Paul Rusesabagina, the inspiration behind Oscar-nominated film Hotel Rwanda has been arrested on charges of terrorism, according to the Rwanda Investigation Bureau. 

Rusesabagina became a global icon after he sheltered 1,200 Rwandans in Kigali's Milles Collines hotel in 1994 during the Rwandan Genocide. Don Cheadle was nominated for an Oscar after playing him in the film which centered on his life.

But over the past few decades, he has become an outspoken critic of Paul Kagame, who has ruled the country with an iron fist since 2000. Despite leading the armed force that ended the genocide in 1994, Kagame has been called one of the most repressive leaders in Africa and in recent years has made it a point to criminalize any dissent. He arrested his opponent in the 2017 presidential election and claimed to win 99% of the vote.

Human Rights Watch has a lengthy list of people Kagame has either had arrested or killed. His forces have long sought to detain Rusesabagina, who has lived in Belgium and the United States since the late 1990s due to fear of being arrested for his criticisms about Kagame. Rusesabagina has repeatedly called for Kagame's removal, according to The New York Times.

On Monday, the Rwandan government paraded the 66-year-old in handcuffs on television and held a press conference accusing him of "terrorism, arson, kidnap and murder."

Kitty Kurth, a spokeswoman for Rusesabagina's Hotel Rwanda Rusesabagina Foundation, criticized the charges in a statement to The New York Times. 

“We believe he was kidnapped and taken by extraordinary rendition to Rwanda. He is a regular critic of human rights violations in Rwanda, and the Rwandan government regularly brings false charges against all critics in order to try to silence them,” Kurth said

The Rwanda Investigation Bureau released a lengthy Twitter thread on the arrest and said Rusesabagina was detained with "international cooperation."

The government accused political parties supported by Rusesabagina, the Rwanda Movement for Democratic Change and the Party for Democracy in Rwanda, of trying to overthrow the state and implicated him in a number of murders over the past few years. 

They did not release any evidence of his alleged crimes.

“The growing list of human rights defenders, journalists, civic activists, opposition members and critics of Kagame, like Rusesabagina, who have been arrested, or otherwise killed or disappeared, is truly staggering,” said Jeffrey Smith, the executive director of nonprofit Vanguard Africa, in an interview with The New York Times.

“What Kagame and Rwanda’s ruling party have effectively done is to make the argument, both in rhetoric and in practice, that criticism, resistance or opposition to their rule amounts to terrorism,” Smith added. 

Thierry Murangira, spokesman for the Rwanda Investigation Bureau, refused to say which country extradited him but Rusesabagina's son and daughter said they last spoke to him on Thursday as he was flying through Dubai. 

"That is the last time we talked to him, that is the last time we heard from him and ever since that it has just been silence," his son Trésor Rusesabagina told CNN.

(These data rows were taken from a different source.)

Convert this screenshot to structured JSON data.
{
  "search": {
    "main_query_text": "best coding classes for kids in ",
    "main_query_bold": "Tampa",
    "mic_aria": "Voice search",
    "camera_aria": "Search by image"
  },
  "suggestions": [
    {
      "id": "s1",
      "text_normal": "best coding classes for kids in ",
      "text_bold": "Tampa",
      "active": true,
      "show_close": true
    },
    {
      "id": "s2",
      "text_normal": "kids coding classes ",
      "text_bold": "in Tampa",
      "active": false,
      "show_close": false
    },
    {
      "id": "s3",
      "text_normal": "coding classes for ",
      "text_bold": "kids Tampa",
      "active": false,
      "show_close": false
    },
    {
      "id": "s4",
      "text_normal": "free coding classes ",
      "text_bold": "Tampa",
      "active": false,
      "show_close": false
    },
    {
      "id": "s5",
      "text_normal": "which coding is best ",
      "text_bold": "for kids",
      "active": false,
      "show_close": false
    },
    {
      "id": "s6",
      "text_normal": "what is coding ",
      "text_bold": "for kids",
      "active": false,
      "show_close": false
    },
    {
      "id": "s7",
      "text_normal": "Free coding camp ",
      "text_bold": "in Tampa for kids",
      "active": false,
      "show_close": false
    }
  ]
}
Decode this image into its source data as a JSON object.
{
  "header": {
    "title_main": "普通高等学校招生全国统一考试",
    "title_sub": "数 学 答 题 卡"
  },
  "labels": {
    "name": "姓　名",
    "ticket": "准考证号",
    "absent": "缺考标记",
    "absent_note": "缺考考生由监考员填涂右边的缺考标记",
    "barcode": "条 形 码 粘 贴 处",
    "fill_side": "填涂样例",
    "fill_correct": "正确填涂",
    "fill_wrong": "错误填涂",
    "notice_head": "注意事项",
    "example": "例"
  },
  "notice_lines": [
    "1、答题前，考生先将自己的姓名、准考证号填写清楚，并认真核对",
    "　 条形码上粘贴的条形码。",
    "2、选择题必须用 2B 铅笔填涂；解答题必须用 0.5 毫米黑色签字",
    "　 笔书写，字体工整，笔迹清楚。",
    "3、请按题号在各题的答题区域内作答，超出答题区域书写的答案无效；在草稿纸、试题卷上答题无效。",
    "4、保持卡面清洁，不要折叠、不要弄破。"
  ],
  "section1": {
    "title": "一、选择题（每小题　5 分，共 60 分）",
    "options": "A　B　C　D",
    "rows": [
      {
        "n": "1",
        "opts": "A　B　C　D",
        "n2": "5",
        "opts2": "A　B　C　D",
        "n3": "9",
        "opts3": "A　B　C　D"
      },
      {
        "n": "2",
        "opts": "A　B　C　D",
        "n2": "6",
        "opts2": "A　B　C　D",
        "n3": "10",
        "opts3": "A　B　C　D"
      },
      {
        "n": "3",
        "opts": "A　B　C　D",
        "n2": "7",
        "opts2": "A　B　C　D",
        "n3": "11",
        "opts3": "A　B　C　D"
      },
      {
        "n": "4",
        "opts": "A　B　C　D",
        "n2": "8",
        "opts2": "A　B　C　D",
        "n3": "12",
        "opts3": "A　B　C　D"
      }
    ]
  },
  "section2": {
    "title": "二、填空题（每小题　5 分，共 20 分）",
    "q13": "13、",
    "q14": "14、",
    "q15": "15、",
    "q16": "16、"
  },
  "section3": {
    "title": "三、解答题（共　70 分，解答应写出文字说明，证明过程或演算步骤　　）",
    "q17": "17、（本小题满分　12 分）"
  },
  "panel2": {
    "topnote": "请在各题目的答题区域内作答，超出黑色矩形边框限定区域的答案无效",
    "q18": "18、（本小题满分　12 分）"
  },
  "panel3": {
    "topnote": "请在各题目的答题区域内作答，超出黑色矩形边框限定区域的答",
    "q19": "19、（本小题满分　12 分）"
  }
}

"Having a thought is a crime in some places, being your own man is a crime in some places, my father is guilty of having the guts to speak up. This is political, of course it is. These are the games they play," he added. 

Both CNN and Reuters contacted the United Arab Emirates but did not receive an answer as to whether Rusesabagina had been arrested and extradited there. 

Murangira said Rusesabagina “is suspected to be the founder, leader, sponsor and member of violent, armed, extremist terror outfits,” and criticized his political party for allegedly participating in killings. 

The Washington Post reported Kagame and his officials tried to arrest Rusesabagina in 2010 but were unable to catch him. Rusesabagina has a home in Belgium as well as in Texas. Former President George Bush gave him the Presidential Medal of Freedom in 2005.

Rusesabagina was originally lauded by the Rwandan government and diplomats around the world for his good deeds during the genocide. But when he announced he was forming his own political party in the early 2000s, he immediately fell out of favor with the government and a "smear campaign" began, according to Hotel Rwanda director Terry George.

For years, Kagame and other Rwandan officials have accused Rusesabagina of supporting armed groups trying to attack the country from neighboring nations. 

According to Reuters, Rusesabagina released a 2018 YouTube video calling for people to rise up against Kagame. 

“The time has come for us to use any means possible to bring about change in Rwanda as all political means have been tried and failed. Rwandan people can no longer stand the cruelty,” Rusesabagina said in the video, according to Reuters. 

Other Rwandan leaders have defended Rusesabagina's comments, saying Kagame and the international community have left opposition politicians with no other way to try and remove the dictator. 

“It is not because we don’t like democracy or western countries, but we feel we have been abandoned,”  exiled former Rwandan prime minister Faustin Twagiramungu told Reuters.